Furthermore, the Panel finds that the Respondent has apparently taken deliberate steps to ensure that its true identity cannot be determined and communication with it cannot be made. In particular, the postal address is non-existant in Seoul, the Republic of Korea and in Beijing, China refers to the address of a luxury hotel.
A subsequent search on the Internet by the Panel has resulted in a finding that the email address given for the Respondent (edwardkahn333@[...].com) is associated with over 100 domain names, of which none, upon checking a sample, resolved to an active website. This suggests that the Respondent hoards domain names in order to sell them to the highest bidder. If such domain names are of a generic nature, such a practice may under circumstances be a legitimate and bona fide use under the Policy (see Allocation Network GmbH v. Steve Gregory, WIPO Case No. D2000-0016). However, this is generally not the case if the registrant – as is the case here – provides false contact details. In addition, although the domain names registered by the Respondent at first appearance consist of generic or descriptive terms, sometimes in a fantasy spelling (such as “domux” instead of “domus”), at least some of these domain names include terms which are identical or similar to a third party’s (famous) trade mark.
On balance of these circumstances, the Panel finds that the Domain Name has been registered in bad faith.

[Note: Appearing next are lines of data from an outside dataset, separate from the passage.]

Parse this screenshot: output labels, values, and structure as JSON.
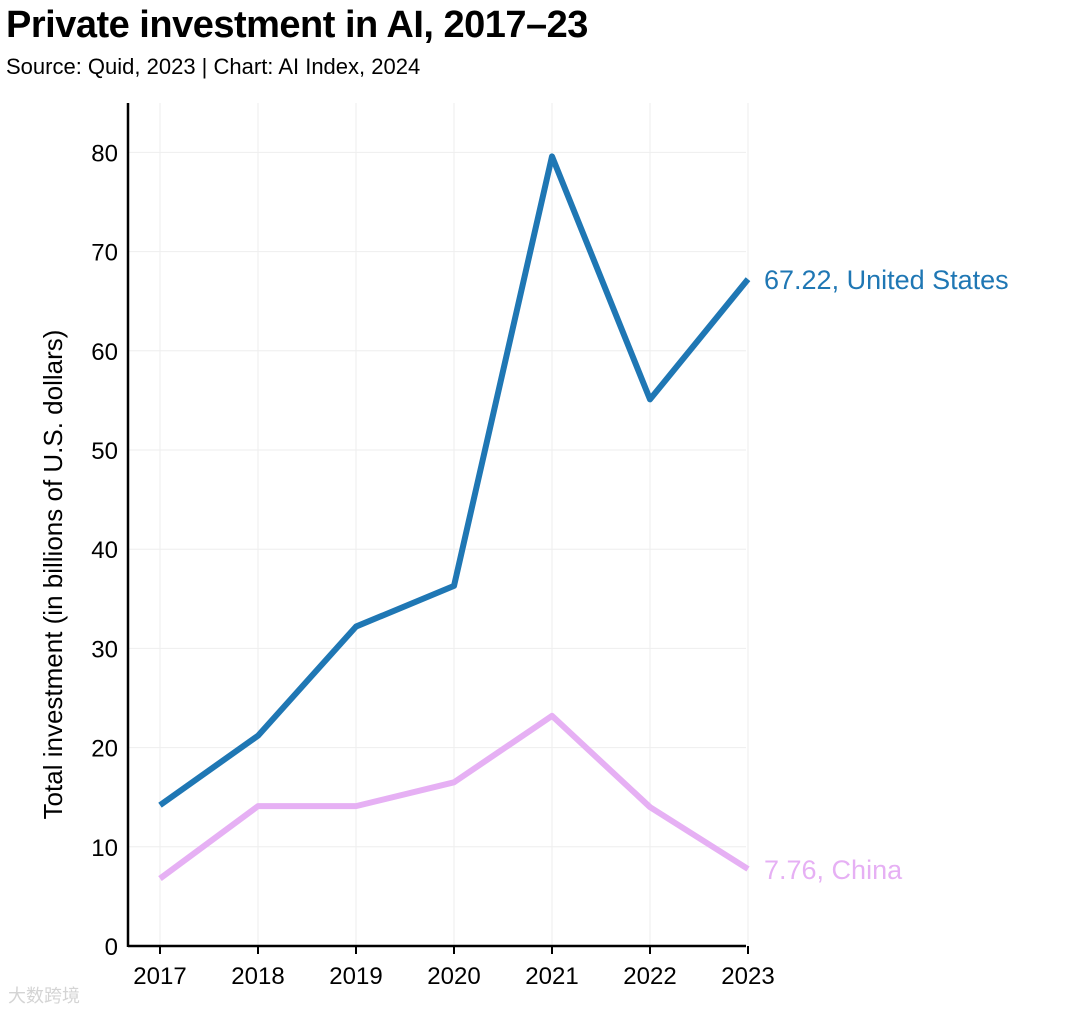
{
  "header": {
    "title": "Private investment in AI, 2017–23",
    "subtitle": "Source: Quid, 2023 | Chart: AI Index, 2024"
  },
  "watermark": {
    "text": "大数跨境"
  },
  "chart_data": {
    "type": "line",
    "title": "Private investment in AI, 2017–23",
    "subtitle": "Source: Quid, 2023 | Chart: AI Index, 2024",
    "xlabel": "",
    "ylabel": "Total investment (in billions of U.S. dollars)",
    "x": [
      "2017",
      "2018",
      "2019",
      "2020",
      "2021",
      "2022",
      "2023"
    ],
    "ylim": [
      0,
      85
    ],
    "yticks": [
      0,
      10,
      20,
      30,
      40,
      50,
      60,
      70,
      80
    ],
    "grid": true,
    "series": [
      {
        "name": "United States",
        "values": [
          14.2,
          21.2,
          32.2,
          36.3,
          79.6,
          55.1,
          67.22
        ],
        "color": "#1f77b4",
        "end_label": "67.22, United States"
      },
      {
        "name": "China",
        "values": [
          6.8,
          14.1,
          14.1,
          16.5,
          23.2,
          14.0,
          7.76
        ],
        "color": "#e6b0f4",
        "end_label": "7.76, China"
      }
    ]
  }
}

With regard to bad faith use, the fact that the Domain Name at this stage does not appear to resolve to an active web site does not imply a lack of bad faith. As set out in the WIPO Overview 2.0, paragraph 3.2, the consensus view is that the apparent lack of so-called active use (e.g., to resolve to a website) of a domain name without any active attempt to sell or to contact the trademark holder (passive holding), does not as such prevent a finding of bad faith (see Telstra Corporation Limited v. Nuclear Marshmallows, WIPO Case No. D2000-0003 and recently HUGO BOSS Trade Mark Management GmbH & Co. KG, HUGO BOSS AG v. Dzianis Zakharenka, WIPO Case No. D2015-0640). In accordance with this UDRP jurisprudence, a UDRP panel must examine all the circumstances of the case to determine whether a respondent is acting in bad faith.
In this case, the Panel finds that the following circumstances together are found to be indicative of bad faith use of the Domain Name:
- the probability that the Respondent was aware or should have been aware of the Complainant’s rights in the Trade Marks;
The non-dictionary nature of the Domain Name such that the Respondent cannot claim to have “accidentally” registered a domain name that happens to correspond to the Trade Marks;
- the lack of a formal Response of the Respondent;
- the fact that the Respondent has registered over 100 domain names in 2016;
- the use of false contact information in all these registrations.
Therefore, the Panel concludes that the Domain Name has been registered and is being used in bad faith.
For the foregoing reasons, in accordance with paragraphs 4(i) of the Policy and 15 of the Rules, the Panel orders that the disputed domain name <domuxoffice.com> be transferred to the Complainant.